I'm thinking about time and the clock. One or both have clearly broken.


When we finally, if ever, escape 2:13, we’re going to see Grandpa in Sacramento. We’ll walk to Gunther’s, the only ice-cream shop in the world where they put real gumballs, gobs of them, into their candy-pink ice-cream. Jenny and I will spit them back out in little cups so we can count them up and see who won. Then we’ll go to the Nut Tree, where they sell iced gingerbread cookies in the shape of rainbows, painted with impossibly smooth icing, the kind that cracks and crumbles when you bite it. The gift shop has rocks for sale, the quartz and the purple one I can never pronounce, and my favorite, the one that looks like a normal rock on one side but, upon being flipped over, becomes a whole universe of spikes and shining crystals.


Then it finally ticks. 2:14.


Alright then. Time is moving.


But then I think about it: that black hole of 2:13 passed, which means every minute will keep passing, whether it is as boring as a end-of-the-day assembly or as euphoric as the first crunch of rainbow gingerbread. The whole trip will pass. All those minutes will just keep disappearing, the way the water from our hose keeps disappearing into the grass, even after Dad has forgotten about it and left it running.

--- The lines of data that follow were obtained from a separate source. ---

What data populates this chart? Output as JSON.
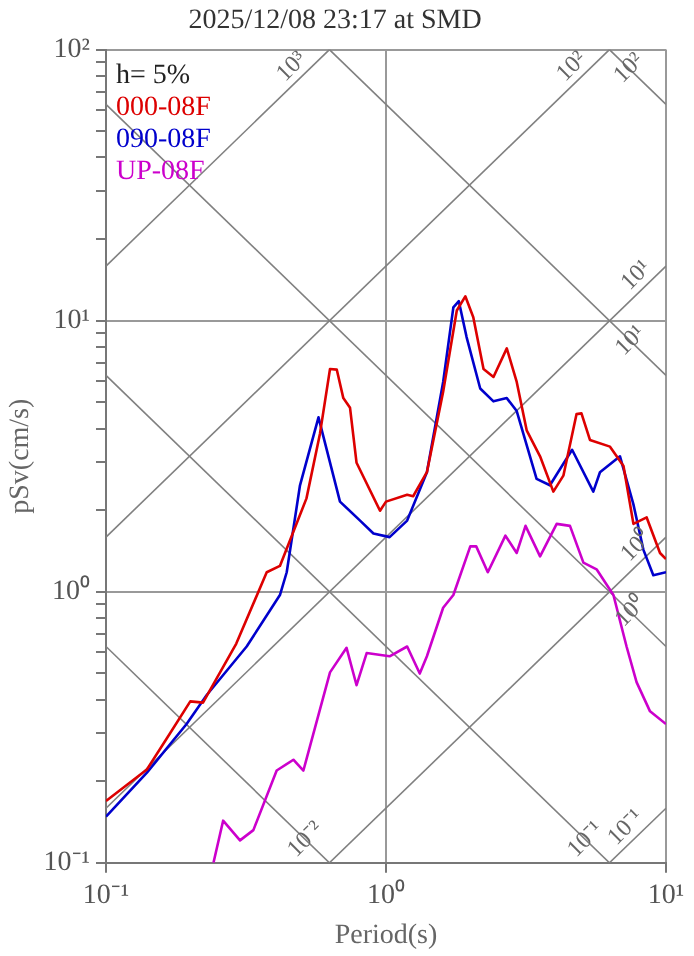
{
  "chart_data": {
    "type": "line",
    "title": "2025/12/08 23:17 at SMD",
    "xlabel": "Period(s)",
    "ylabel": "pSv(cm/s)",
    "log": "xy",
    "grid": true,
    "legend": "top left",
    "marker": "none",
    "line_style": "solid",
    "xlim": [
      0.1,
      10
    ],
    "ylim": [
      0.1,
      100
    ],
    "xticks": [
      {
        "value": 0.1,
        "label": "10⁻¹"
      },
      {
        "value": 1,
        "label": "10⁰"
      },
      {
        "value": 10,
        "label": "10¹"
      }
    ],
    "yticks": [
      {
        "value": 0.1,
        "label": "10⁻¹"
      },
      {
        "value": 0.2,
        "label": null
      },
      {
        "value": 0.3,
        "label": null
      },
      {
        "value": 0.4,
        "label": null
      },
      {
        "value": 0.5,
        "label": null
      },
      {
        "value": 0.6,
        "label": null
      },
      {
        "value": 0.7,
        "label": null
      },
      {
        "value": 0.8,
        "label": null
      },
      {
        "value": 0.9,
        "label": null
      },
      {
        "value": 1,
        "label": "10⁰"
      },
      {
        "value": 2,
        "label": null
      },
      {
        "value": 3,
        "label": null
      },
      {
        "value": 4,
        "label": null
      },
      {
        "value": 5,
        "label": null
      },
      {
        "value": 6,
        "label": null
      },
      {
        "value": 7,
        "label": null
      },
      {
        "value": 8,
        "label": null
      },
      {
        "value": 9,
        "label": null
      },
      {
        "value": 10,
        "label": "10¹"
      },
      {
        "value": 20,
        "label": null
      },
      {
        "value": 30,
        "label": null
      },
      {
        "value": 40,
        "label": null
      },
      {
        "value": 50,
        "label": null
      },
      {
        "value": 60,
        "label": null
      },
      {
        "value": 70,
        "label": null
      },
      {
        "value": 80,
        "label": null
      },
      {
        "value": 90,
        "label": null
      },
      {
        "value": 100,
        "label": "10²"
      }
    ],
    "series": [
      {
        "name": "000-08F",
        "color": "#dd0000",
        "x": [
          0.1,
          0.14,
          0.165,
          0.2,
          0.222,
          0.292,
          0.375,
          0.418,
          0.52,
          0.581,
          0.631,
          0.667,
          0.704,
          0.744,
          0.785,
          0.952,
          1.0,
          1.19,
          1.25,
          1.4,
          1.6,
          1.79,
          1.92,
          2.05,
          2.23,
          2.42,
          2.7,
          2.93,
          3.18,
          3.55,
          3.96,
          4.3,
          4.79,
          4.99,
          5.35,
          6.31,
          7.05,
          7.65,
          8.53,
          9.52,
          10
        ],
        "values": [
          0.169,
          0.221,
          0.288,
          0.394,
          0.39,
          0.644,
          1.18,
          1.245,
          2.21,
          3.83,
          6.63,
          6.6,
          5.18,
          4.77,
          2.99,
          1.99,
          2.15,
          2.28,
          2.25,
          2.76,
          5.47,
          10.9,
          12.3,
          10.3,
          6.63,
          6.2,
          7.9,
          5.94,
          3.94,
          3.16,
          2.34,
          2.68,
          4.52,
          4.55,
          3.63,
          3.43,
          2.91,
          1.78,
          1.88,
          1.39,
          1.32
        ]
      },
      {
        "name": "090-08F",
        "color": "#0000cc",
        "x": [
          0.1,
          0.14,
          0.194,
          0.229,
          0.318,
          0.418,
          0.442,
          0.493,
          0.574,
          0.685,
          0.808,
          0.902,
          1.03,
          1.19,
          1.4,
          1.6,
          1.74,
          1.82,
          1.94,
          2.17,
          2.42,
          2.7,
          2.93,
          3.45,
          3.85,
          4.62,
          5.5,
          5.81,
          6.85,
          7.65,
          8.3,
          9.01,
          10
        ],
        "values": [
          0.148,
          0.215,
          0.325,
          0.416,
          0.628,
          0.972,
          1.18,
          2.47,
          4.4,
          2.15,
          1.83,
          1.64,
          1.59,
          1.83,
          2.76,
          5.94,
          11.2,
          11.8,
          8.7,
          5.62,
          5.04,
          5.18,
          4.64,
          2.61,
          2.47,
          3.34,
          2.34,
          2.76,
          3.16,
          2.1,
          1.43,
          1.15,
          1.18
        ]
      },
      {
        "name": "UP-08F",
        "color": "#cc00cc",
        "x": [
          0.242,
          0.262,
          0.301,
          0.336,
          0.407,
          0.467,
          0.507,
          0.631,
          0.723,
          0.785,
          0.853,
          1.03,
          1.19,
          1.32,
          1.4,
          1.6,
          1.74,
          2.0,
          2.1,
          2.31,
          2.67,
          2.93,
          3.15,
          3.55,
          4.07,
          4.54,
          5.07,
          5.65,
          6.49,
          7.23,
          7.85,
          8.77,
          10
        ],
        "values": [
          0.1,
          0.143,
          0.121,
          0.132,
          0.219,
          0.24,
          0.219,
          0.504,
          0.621,
          0.452,
          0.594,
          0.578,
          0.628,
          0.499,
          0.578,
          0.873,
          0.973,
          1.47,
          1.47,
          1.18,
          1.61,
          1.39,
          1.75,
          1.35,
          1.78,
          1.75,
          1.28,
          1.21,
          0.973,
          0.628,
          0.464,
          0.362,
          0.325
        ]
      },
      {
        "color": "#808080",
        "x": [
          0.1,
          0.628
        ],
        "values": [
          15.9,
          100
        ]
      },
      {
        "color": "#808080",
        "x": [
          0.1,
          6.28
        ],
        "values": [
          1.59,
          100
        ]
      },
      {
        "color": "#808080",
        "x": [
          0.1,
          10
        ],
        "values": [
          0.159,
          15.9
        ]
      },
      {
        "color": "#808080",
        "x": [
          0.628,
          10
        ],
        "values": [
          0.1,
          1.59
        ]
      },
      {
        "color": "#808080",
        "x": [
          6.28,
          10
        ],
        "values": [
          0.1,
          0.159
        ]
      },
      {
        "color": "#808080",
        "x": [
          6.28,
          10
        ],
        "values": [
          100,
          62.8
        ]
      },
      {
        "color": "#808080",
        "x": [
          0.628,
          10
        ],
        "values": [
          100,
          6.28
        ]
      },
      {
        "color": "#808080",
        "x": [
          0.1,
          10
        ],
        "values": [
          62.8,
          0.628
        ]
      },
      {
        "color": "#808080",
        "x": [
          0.1,
          6.28
        ],
        "values": [
          6.28,
          0.1
        ]
      },
      {
        "color": "#808080",
        "x": [
          0.1,
          0.628
        ],
        "values": [
          0.628,
          0.1
        ]
      }
    ],
    "annotations": [
      "h= 5%",
      {
        "text": "10³",
        "x": 0.5,
        "y": 79.5
      },
      {
        "text": "10²",
        "x": 5,
        "y": 79.5
      },
      {
        "text": "10²",
        "x": 8,
        "y": 78.5
      },
      {
        "text": "10¹",
        "x": 8.5,
        "y": 13.5
      },
      {
        "text": "10¹",
        "x": 8.1,
        "y": 7.75
      },
      {
        "text": "10⁰",
        "x": 8.5,
        "y": 1.35
      },
      {
        "text": "10⁰",
        "x": 8.1,
        "y": 0.775
      },
      {
        "text": "10⁻²",
        "x": 0.56,
        "y": 0.112
      },
      {
        "text": "10⁻¹",
        "x": 5.6,
        "y": 0.112
      },
      {
        "text": "10⁻¹",
        "x": 7.8,
        "y": 0.124
      }
    ]
  }
}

The trip, then the year, and then I’ll move over to the big side of the schoolyard, the side where we’re all scared to go but where I sometimes go to wait for Jenny. And then the rest of life. It will all go about as fast, or as slow, as this very assembly, and I’ll spend much of it being line leader and sitting rigidly in hard chairs, looking like I’m interested and waiting for the clock to move me to the next minute.


There is clapping around me. I realize my teacher is digging me with her eyes, and my little hands come together, too, to thank the nice man on stage.


And when I look at the clock again, it’s 2:30, and it’s time to go.